Protein intake appears to be of significant importance in influencing the outcome of ICU patients. Half of the studies in Table 1 administered a low protein intake which may in fact negatively affect outcome. Berg et al. (24) using stable isotopes methodology, demonstrated that a hypocaloric regimen is typically associated with a more negative protein balance, increasing the importance of ensuring a high protein intake even if underfeeding is planned. These findings were already demonstrated by Shaw and Elwyn (25). This was the case in the Arabi study where the planned underfed group received a higher percentage of protein compared to the standard group-might this account for the good outcome.
Route of feeding
While enteral feeding is the preferred route for providing nutritional support, it is not the only route. Insufficient enteral feeding is frequently observed and may be the result of delays in initiation, stopping the feeding due to mechanical problems or the need to perform diagnostic tests (e.g., CT scans outside the ICU) or failure to increase feeding according to the changing metabolic state of the patient. In addition surgical interventions, such as bowel surgery, are often cited as reasons for not initiating enteral nutrition while the presence of a large gastric residual volume frequently leads to a decision to either stop or decrease nutrient administration (26). In malnourished patients who are either not able to receive enteral feeding at all or in inadequate amounts, total or supplemental parenteral nutrition should be prescribed (1). In severely malnourished patients, there is an important need to feed the patient with PN if needed. This aspect is lacking in the studies cited in Table 1 in the control group, again demonstrating failure to follow the guidelines.

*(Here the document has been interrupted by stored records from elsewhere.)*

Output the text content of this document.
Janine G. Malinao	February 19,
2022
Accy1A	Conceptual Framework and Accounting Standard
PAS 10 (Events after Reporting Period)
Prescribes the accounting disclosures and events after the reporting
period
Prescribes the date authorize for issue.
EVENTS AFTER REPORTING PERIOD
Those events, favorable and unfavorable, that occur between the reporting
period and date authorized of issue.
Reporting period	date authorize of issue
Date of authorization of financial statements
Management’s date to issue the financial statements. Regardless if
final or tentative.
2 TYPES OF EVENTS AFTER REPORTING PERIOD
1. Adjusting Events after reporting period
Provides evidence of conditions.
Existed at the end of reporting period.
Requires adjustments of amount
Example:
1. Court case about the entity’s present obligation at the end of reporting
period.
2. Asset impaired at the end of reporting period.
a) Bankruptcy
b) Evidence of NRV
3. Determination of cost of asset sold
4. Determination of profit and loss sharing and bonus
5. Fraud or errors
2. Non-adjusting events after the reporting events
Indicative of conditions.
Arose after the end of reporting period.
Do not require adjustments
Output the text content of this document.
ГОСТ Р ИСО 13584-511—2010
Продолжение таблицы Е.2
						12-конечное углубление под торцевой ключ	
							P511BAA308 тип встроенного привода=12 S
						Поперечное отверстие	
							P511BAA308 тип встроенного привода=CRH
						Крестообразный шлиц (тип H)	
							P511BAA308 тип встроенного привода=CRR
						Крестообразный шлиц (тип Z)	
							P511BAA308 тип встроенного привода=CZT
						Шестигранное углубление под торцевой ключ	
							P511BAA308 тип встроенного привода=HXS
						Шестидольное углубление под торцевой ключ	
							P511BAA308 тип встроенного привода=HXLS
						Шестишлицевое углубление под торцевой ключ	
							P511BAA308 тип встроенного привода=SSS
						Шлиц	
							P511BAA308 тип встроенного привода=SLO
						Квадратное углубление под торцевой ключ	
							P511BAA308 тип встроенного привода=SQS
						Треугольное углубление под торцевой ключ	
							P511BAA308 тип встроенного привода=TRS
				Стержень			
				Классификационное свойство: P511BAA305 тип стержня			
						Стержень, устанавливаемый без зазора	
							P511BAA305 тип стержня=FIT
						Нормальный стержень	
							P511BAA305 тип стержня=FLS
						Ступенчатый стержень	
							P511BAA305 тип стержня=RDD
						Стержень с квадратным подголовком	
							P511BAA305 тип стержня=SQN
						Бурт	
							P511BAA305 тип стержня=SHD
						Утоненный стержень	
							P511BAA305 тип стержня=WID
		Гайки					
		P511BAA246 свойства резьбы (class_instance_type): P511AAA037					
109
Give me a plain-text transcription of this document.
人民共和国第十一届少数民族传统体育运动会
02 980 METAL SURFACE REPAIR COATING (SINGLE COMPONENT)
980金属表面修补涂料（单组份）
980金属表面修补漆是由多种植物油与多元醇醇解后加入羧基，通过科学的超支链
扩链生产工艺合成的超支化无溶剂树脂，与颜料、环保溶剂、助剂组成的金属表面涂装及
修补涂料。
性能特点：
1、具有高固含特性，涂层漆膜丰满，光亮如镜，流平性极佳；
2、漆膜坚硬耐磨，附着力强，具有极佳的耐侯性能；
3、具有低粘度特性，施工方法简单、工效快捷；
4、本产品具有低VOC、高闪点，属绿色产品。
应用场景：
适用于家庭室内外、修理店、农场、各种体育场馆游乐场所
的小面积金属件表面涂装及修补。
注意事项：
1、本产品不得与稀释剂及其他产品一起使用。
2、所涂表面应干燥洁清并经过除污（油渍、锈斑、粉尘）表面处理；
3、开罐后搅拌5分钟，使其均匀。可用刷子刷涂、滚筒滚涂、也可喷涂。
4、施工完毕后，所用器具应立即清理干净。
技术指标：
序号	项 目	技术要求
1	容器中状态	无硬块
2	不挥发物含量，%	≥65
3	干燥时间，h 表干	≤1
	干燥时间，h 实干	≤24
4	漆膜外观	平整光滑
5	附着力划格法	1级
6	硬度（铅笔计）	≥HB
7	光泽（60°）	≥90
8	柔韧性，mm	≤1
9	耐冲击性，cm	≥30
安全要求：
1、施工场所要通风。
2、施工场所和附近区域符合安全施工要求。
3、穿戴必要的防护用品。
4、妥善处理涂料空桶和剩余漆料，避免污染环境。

The results of the PermiT study should be cautiously interpreted. The conclusion states that “a strategy of enteral feeding to provide a moderate amount of calories to critically ill adults in the presence of full protein intake was not associated with lower mortality than a strategy aimed at providing a full amount of calories. ” The significant gap may develop between the intention to feed (e.g., strategy) and actually administered calories and studies should not assess strategies but in particular compliance with accepted protocols. Finally, authors planning studies focused on nutrition in the ICU should not aim for a reduction in ICU mortality as a primary outcome since nutrition may not be able to influence ICU mortality. Instead, long term outcome should be the primary parameter to be evaluated.
Conflicts of Interest: The authors have no conflicts of interest to declare.